The photos in her show were taken quite literally after a storm hit Seattle’s western coastline. “The beach was a hazard in the most beautiful way you can imagine.” The images, of driftwood and debris and water, capture this stunning natural phenomenon and, almost miraculously, mirror Shawnee’s sentiment about the power of being a woman, “being both soft and hard at the same time.”

In her painting, Shawnee considers herself a Fauvist, a style acquainted with Henri Matisse and sometimes Frida Kahlo. “It’s similar to Surrealism,” Shawnee explained, “It’s about psychology and spirituality – slapping the pain out there. The ‘lesson period’ – you have to break it to fix it.” Though “After the Storm” does not feature her painting, Shawnee’s photographs (most of which were taken on her Samsung Galaxy Note 3!) have a very Fauvist feel. Many look as if they could be paintings.
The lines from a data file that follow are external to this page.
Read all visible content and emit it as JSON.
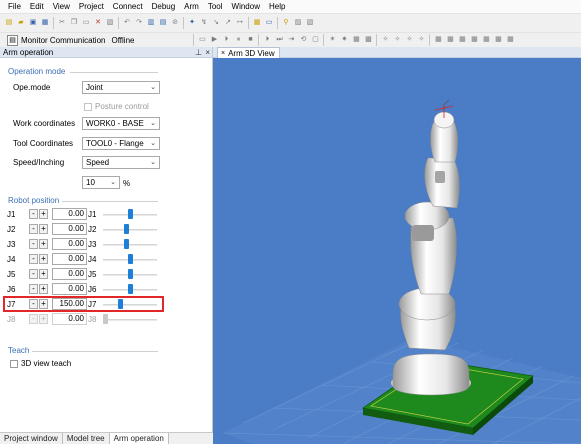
{
  "menu": [
    "File",
    "Edit",
    "View",
    "Project",
    "Connect",
    "Debug",
    "Arm",
    "Tool",
    "Window",
    "Help"
  ],
  "toolbar2": {
    "monitor_label": "Monitor Communication",
    "status": "Offline"
  },
  "panel": {
    "title": "Arm operation",
    "operation_mode": {
      "title": "Operation mode",
      "ope_mode_label": "Ope.mode",
      "ope_mode_value": "Joint",
      "posture_control_label": "Posture control",
      "work_coordinates_label": "Work coordinates",
      "work_coordinates_value": "WORK0 - BASE",
      "tool_coordinates_label": "Tool Coordinates",
      "tool_coordinates_value": "TOOL0 - Flange",
      "speed_label": "Speed/Inching",
      "speed_value": "Speed",
      "percent_value": "10",
      "percent_unit": "%"
    },
    "robot_position": {
      "title": "Robot position",
      "joints": [
        {
          "name": "J1",
          "value": "0.00",
          "slider_fraction": 0.5,
          "enabled": true
        },
        {
          "name": "J2",
          "value": "0.00",
          "slider_fraction": 0.42,
          "enabled": true
        },
        {
          "name": "J3",
          "value": "0.00",
          "slider_fraction": 0.42,
          "enabled": true
        },
        {
          "name": "J4",
          "value": "0.00",
          "slider_fraction": 0.5,
          "enabled": true
        },
        {
          "name": "J5",
          "value": "0.00",
          "slider_fraction": 0.5,
          "enabled": true
        },
        {
          "name": "J6",
          "value": "0.00",
          "slider_fraction": 0.5,
          "enabled": true
        },
        {
          "name": "J7",
          "value": "150.00",
          "slider_fraction": 0.3,
          "enabled": true
        },
        {
          "name": "J8",
          "value": "0.00",
          "slider_fraction": 0.0,
          "enabled": false
        }
      ],
      "minus_label": "-",
      "plus_label": "+"
    },
    "teach": {
      "title": "Teach",
      "view_teach_label": "3D view teach"
    }
  },
  "bottom_tabs": [
    "Project window",
    "Model tree",
    "Arm operation"
  ],
  "view": {
    "tab_label": "Arm 3D View"
  },
  "colors": {
    "viewport_bg": "#4a7dc6",
    "accent": "#1e7fd8",
    "highlight": "#e3262a",
    "robot_base": "#1e8a1e"
  }
}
A decade after the onslaught of her personal storm, both Shawnee and her art are radiant – oh, imperfect and human, of course – but radiant, without a doubt. “You’re seeing Egyptian women’s heads in driftwood, and you’re like, wow, it’s all good. It’s all beautiful.”

You can see more of Shawnee’s work on April 5th at the Hillman City Collaboratory’s Backstreet Bazaar. The event will also feature the Steve O’Brien Jazz Band and treats by Chefs Ariel & Tarik, plus beer from Machine House. Fun for all ages! Starts at 7 pm.